Krystin Ver Linden’s first movie Alice comes with the assurance that it’s based on true events, one of those vague guarantees that lingers in your mind as the movie unfolds and what you think you’re watching turns out to be something very, very different. Factuality is often a moot point in film – with his terrible 1957 space vampire flick Plan 9 from outer space, Ed Wood even tried reverse psychology, asking viewers, “Can you prove this didn’t happen?” But with a deft slave-drama-slash-revenge thriller, it immediately raises questions of taste and decency: Is this really the appropriate vehicle for a meditation on civil rights? Surprisingly, Ver Linden’s film walks this tightrope very well. There are wobbles to be sure, but the engagement of its cast keeps its intentions pure even when the storytelling falters, which it often does.

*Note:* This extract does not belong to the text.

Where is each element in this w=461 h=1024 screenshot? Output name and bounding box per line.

There’s no way to argue Alice properly without revealing the film’s big twist, which is loosely referenced in publicity materials and yet occurs 37 minutes into its runtime. Until then, Alice is the favorite slave of an isolated plantation ruled – literally with an iron rod – by the ruthless Paul Bennet (a grizzled good performance by Jonny Lee Miller). At first, Alice (Keke Palmer) settles into married life, dreaming of the life that must be out there somewhere. She sees her family and friends brutalized, and herself falls into her master’s bad graces, which leads to her being tied up, beaten and chained on the mansion’s lawn during the night. When freed, Alice fights Paul, blinds him in one eye, and escapes.
After a dramatic flight through the woods, Alice emerges flashing into the sunny glare of a Georgia highway, where she encounters Frank (played by Common), who nearly knocks her down when she passes out in front of his truck. Frank takes her to the hospital, assuming Alice is suffering from a concussion, but when the authorities make arrangements to have Alice committed to a sanitarium for psychological check-up, Frank returns and sneaks her out. (“That’s where they take you and drill your brains out,” he sagely warns.) In Frank’s apartment, Alice learns that it’s 1973, that slavery has long been abolished, and that his nemesis Bennet’s sister is in the phone book, and she also begins the quick but stylish transition into an avenging angel with a cool wardrobe and a big defiant afro.
The shift from a fake past to a stylized present is well done, but, as always in these fish-out-of-water scenarios, time flies as we watch Alice acclimate to the 70s, learning the closures flash, Sanford and sons, and Pam Grier (“The Baddest Chick Around”, according to Jet magazine). Frank plays his Stevie Wonder side two”Inner visions, and off she goes, accumulating information from an encyclopedia that reveals everything about MLK, Malcolm X, Angela Davis, and many more. As the film completes her shift, Alice confronts an unrepentant figure from her past as a slave in a coffee shop where everyone is talking about coffee so much it starts to look like a bizarre, subliminal invocation of Pam’s vigilante movie. Grier from 1973. Coffy. If so, that’s pretty nifty. What’s not so clever is that in the next scene, Frank takes Alice to the movies to see Coffy, and, to be honest, the movie never really recovers from a weird mix of reality, fiction, and meta-fiction that even Quentin Tarantino might have second thoughts about.
For all its flaws, however, Alice is always interesting, and Palmer has a lot to do with it, carrying the film with grace and simplicity in a part that could possibly end another actor. The same goes for Common, whose Frank comes with so much baggage that his overbearing big brother, who supports Nixon, is the least of his worries. Ironically, it’s these attempts to tame the film’s wilder B-movie elements that draw her in, and after the initial jitters about the film’s relevance, it becomes clear that Alice could have been a little, if not a lot , more there. Maybe not Django Unchained there, but certainly much braver.
“Freedom is a word you’ll never understand in a million years,” Alice says before embarking on her final roaring rampage. “I a m freedom,” she says.
It is the movie you want to see. If only there were more.
Alice makes its world premiere in the American drama section of Sundance. The film will be released in theaters in the United States on March 18 via Roadside Attractions.